El doctor Blásez salía de una comida de bodas, hecho un valiente:
todos le habían obsequiado a porfía: tuvo que corresponder a muchos
brindis, primero por cortesía y luego dejándose llevar de la algazara
general, y como era hombre sobrio y morigerado, y sin costumbre de
beber, iba diciendo para sí, al encontrarse en la calle, influido por
los vapores del banquete:
—Creo que estoy alegre, y no conviene que me lo conozcan los
enfermos. El médico debe tener una actitud severa y digna. ¿Me
tambalearé al hacer las visitas? No: mis piernas están fuertes como dos
columnas, y si acaso flaquea algo, es mi cabeza..., no porque no
discurra bien, sino porque siento un regocijo impropio de mi clase. ¿Y
por qué ha de ser el médico un personaje grave y solemne? ¿Quieren que
representemos la melancolía y la tristeza? No. Preséntense con cara
tétrica los que visitan al enfermo con malas intenciones.
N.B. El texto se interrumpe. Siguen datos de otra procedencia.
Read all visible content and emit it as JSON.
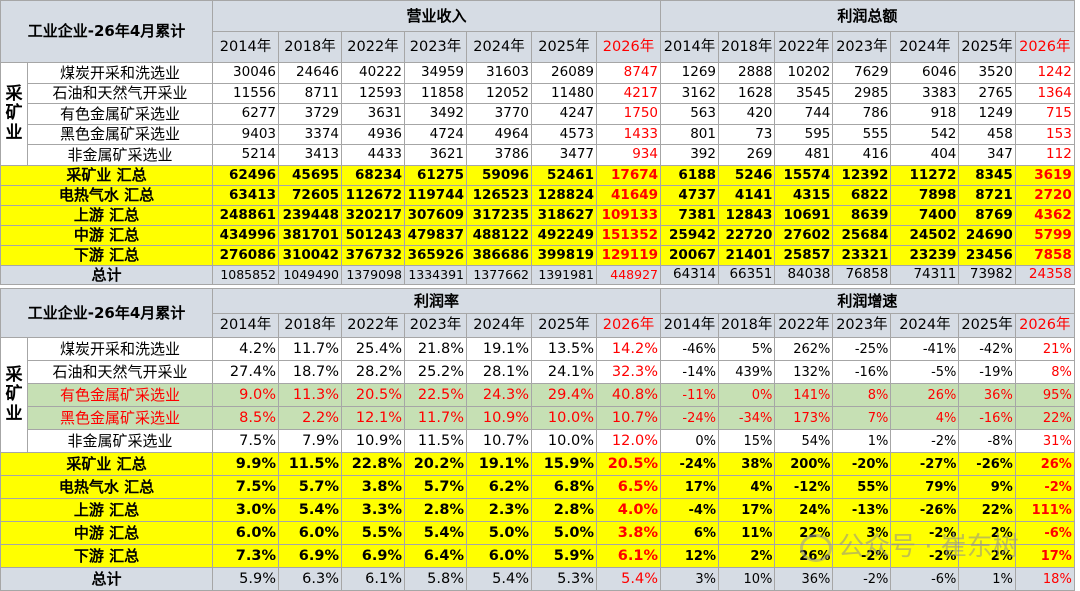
{
  "top": {
    "corner": "工业企业-26年4月累计",
    "group_headers": [
      "营业收入",
      "利润总额"
    ],
    "years": [
      "2014年",
      "2018年",
      "2022年",
      "2023年",
      "2024年",
      "2025年",
      "2026年"
    ],
    "side_label": "采矿业",
    "rows": [
      {
        "name": "煤炭开采和洗选业",
        "rev": [
          "30046",
          "24646",
          "40222",
          "34959",
          "31603",
          "26089",
          "8747"
        ],
        "profit": [
          "1269",
          "2888",
          "10202",
          "7629",
          "6046",
          "3520",
          "1242"
        ]
      },
      {
        "name": "石油和天然气开采业",
        "rev": [
          "11556",
          "8711",
          "12593",
          "11858",
          "12052",
          "11480",
          "4217"
        ],
        "profit": [
          "3162",
          "1628",
          "3545",
          "2985",
          "3383",
          "2765",
          "1364"
        ]
      },
      {
        "name": "有色金属矿采选业",
        "rev": [
          "6277",
          "3729",
          "3631",
          "3492",
          "3770",
          "4247",
          "1750"
        ],
        "profit": [
          "563",
          "420",
          "744",
          "786",
          "918",
          "1249",
          "715"
        ]
      },
      {
        "name": "黑色金属矿采选业",
        "rev": [
          "9403",
          "3374",
          "4936",
          "4724",
          "4964",
          "4573",
          "1433"
        ],
        "profit": [
          "801",
          "73",
          "595",
          "555",
          "542",
          "458",
          "153"
        ]
      },
      {
        "name": "非金属矿采选业",
        "rev": [
          "5214",
          "3413",
          "4433",
          "3621",
          "3786",
          "3477",
          "934"
        ],
        "profit": [
          "392",
          "269",
          "481",
          "416",
          "404",
          "347",
          "112"
        ]
      }
    ],
    "summary": [
      {
        "name": "采矿业 汇总",
        "rev": [
          "62496",
          "45695",
          "68234",
          "61275",
          "59096",
          "52461",
          "17674"
        ],
        "profit": [
          "6188",
          "5246",
          "15574",
          "12392",
          "11272",
          "8345",
          "3619"
        ]
      },
      {
        "name": "电热气水 汇总",
        "rev": [
          "63413",
          "72605",
          "112672",
          "119744",
          "126523",
          "128824",
          "41649"
        ],
        "profit": [
          "4737",
          "4141",
          "4315",
          "6822",
          "7898",
          "8721",
          "2720"
        ]
      },
      {
        "name": "上游 汇总",
        "rev": [
          "248861",
          "239448",
          "320217",
          "307609",
          "317235",
          "318627",
          "109133"
        ],
        "profit": [
          "7381",
          "12843",
          "10691",
          "8639",
          "7400",
          "8769",
          "4362"
        ]
      },
      {
        "name": "中游 汇总",
        "rev": [
          "434996",
          "381701",
          "501243",
          "479837",
          "488122",
          "492249",
          "151352"
        ],
        "profit": [
          "25942",
          "22720",
          "27602",
          "25684",
          "24502",
          "24690",
          "5799"
        ]
      },
      {
        "name": "下游 汇总",
        "rev": [
          "276086",
          "310042",
          "376732",
          "365926",
          "386686",
          "399819",
          "129119"
        ],
        "profit": [
          "20067",
          "21401",
          "25857",
          "23321",
          "23239",
          "23456",
          "7858"
        ]
      }
    ],
    "total": {
      "name": "总计",
      "rev": [
        "1085852",
        "1049490",
        "1379098",
        "1334391",
        "1377662",
        "1391981",
        "448927"
      ],
      "profit": [
        "64314",
        "66351",
        "84038",
        "76858",
        "74311",
        "73982",
        "24358"
      ]
    }
  },
  "bottom": {
    "corner": "工业企业-26年4月累计",
    "group_headers": [
      "利润率",
      "利润增速"
    ],
    "years": [
      "2014年",
      "2018年",
      "2022年",
      "2023年",
      "2024年",
      "2025年",
      "2026年"
    ],
    "side_label": "采矿业",
    "rows": [
      {
        "name": "煤炭开采和洗选业",
        "margin": [
          "4.2%",
          "11.7%",
          "25.4%",
          "21.8%",
          "19.1%",
          "13.5%",
          "14.2%"
        ],
        "growth": [
          "-46%",
          "5%",
          "262%",
          "-25%",
          "-41%",
          "-42%",
          "21%"
        ],
        "highlight": false
      },
      {
        "name": "石油和天然气开采业",
        "margin": [
          "27.4%",
          "18.7%",
          "28.2%",
          "25.2%",
          "28.1%",
          "24.1%",
          "32.3%"
        ],
        "growth": [
          "-14%",
          "439%",
          "132%",
          "-16%",
          "-5%",
          "-19%",
          "8%"
        ],
        "highlight": false
      },
      {
        "name": "有色金属矿采选业",
        "margin": [
          "9.0%",
          "11.3%",
          "20.5%",
          "22.5%",
          "24.3%",
          "29.4%",
          "40.8%"
        ],
        "growth": [
          "-11%",
          "0%",
          "141%",
          "8%",
          "26%",
          "36%",
          "95%"
        ],
        "highlight": true
      },
      {
        "name": "黑色金属矿采选业",
        "margin": [
          "8.5%",
          "2.2%",
          "12.1%",
          "11.7%",
          "10.9%",
          "10.0%",
          "10.7%"
        ],
        "growth": [
          "-24%",
          "-34%",
          "173%",
          "7%",
          "4%",
          "-16%",
          "22%"
        ],
        "highlight": true
      },
      {
        "name": "非金属矿采选业",
        "margin": [
          "7.5%",
          "7.9%",
          "10.9%",
          "11.5%",
          "10.7%",
          "10.0%",
          "12.0%"
        ],
        "growth": [
          "0%",
          "15%",
          "54%",
          "1%",
          "-2%",
          "-8%",
          "31%"
        ],
        "highlight": false
      }
    ],
    "summary": [
      {
        "name": "采矿业 汇总",
        "margin": [
          "9.9%",
          "11.5%",
          "22.8%",
          "20.2%",
          "19.1%",
          "15.9%",
          "20.5%"
        ],
        "growth": [
          "-24%",
          "38%",
          "200%",
          "-20%",
          "-27%",
          "-26%",
          "26%"
        ]
      },
      {
        "name": "电热气水 汇总",
        "margin": [
          "7.5%",
          "5.7%",
          "3.8%",
          "5.7%",
          "6.2%",
          "6.8%",
          "6.5%"
        ],
        "growth": [
          "17%",
          "4%",
          "-12%",
          "55%",
          "79%",
          "9%",
          "-2%"
        ]
      },
      {
        "name": "上游 汇总",
        "margin": [
          "3.0%",
          "5.4%",
          "3.3%",
          "2.8%",
          "2.3%",
          "2.8%",
          "4.0%"
        ],
        "growth": [
          "-4%",
          "17%",
          "24%",
          "-13%",
          "-26%",
          "22%",
          "111%"
        ]
      },
      {
        "name": "中游 汇总",
        "margin": [
          "6.0%",
          "6.0%",
          "5.5%",
          "5.4%",
          "5.0%",
          "5.0%",
          "3.8%"
        ],
        "growth": [
          "6%",
          "11%",
          "22%",
          "3%",
          "-2%",
          "2%",
          "-6%"
        ]
      },
      {
        "name": "下游 汇总",
        "margin": [
          "7.3%",
          "6.9%",
          "6.9%",
          "6.4%",
          "6.0%",
          "5.9%",
          "6.1%"
        ],
        "growth": [
          "12%",
          "2%",
          "26%",
          "-2%",
          "-2%",
          "2%",
          "17%"
        ]
      }
    ],
    "total": {
      "name": "总计",
      "margin": [
        "5.9%",
        "6.3%",
        "6.1%",
        "5.8%",
        "5.4%",
        "5.3%",
        "5.4%"
      ],
      "growth": [
        "3%",
        "10%",
        "36%",
        "-2%",
        "-6%",
        "1%",
        "18%"
      ]
    }
  },
  "watermark": "公众号 · 崔东树",
  "colors": {
    "header_bg": "#d6dce4",
    "summary_bg": "#ffff00",
    "highlight_bg": "#c6e0b4",
    "accent_red": "#ff0000"
  }
}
Yo voy con
propósito de salvarle y puedo y debo estar risueño y juguetón: no soy el
moscón que pronostica males, sino la alegre mariposa que trae buenas
noticias...
Y haciendo estas reflexiones, llamó a una casa, y dijo al verle la persona que abrió la puerta:
—Ahora mismo han ido a llamarle a usted.
—¿Hay alguna novedad?
—¿Que si la hay? Por desgracia: el señor ha empeorado y me temo que haya empezado la agonía.
—¿La agonía? ¿Luego quiere morirse? Pues vamos a impedírselo.
Y el doctor, después de tropezar en varios muebles, entró
ruidosamente en la alcoba, en la cual, la mujer y las hermanas del
enfermo rodeaban su lecho.
—¿Qué es eso, don Tadeo? —dijo el médico—. Me han dicho que quiere usted morirse, y vengo a darle la puntilla.
Las enfermeras se apartaron, y el médico pudo ver el aspecto lívido
del paciente; tenía los ojos vidriosos; la respiración anhelosa... y
separaba con las manos la colcha que le cubría; estaba agonizando.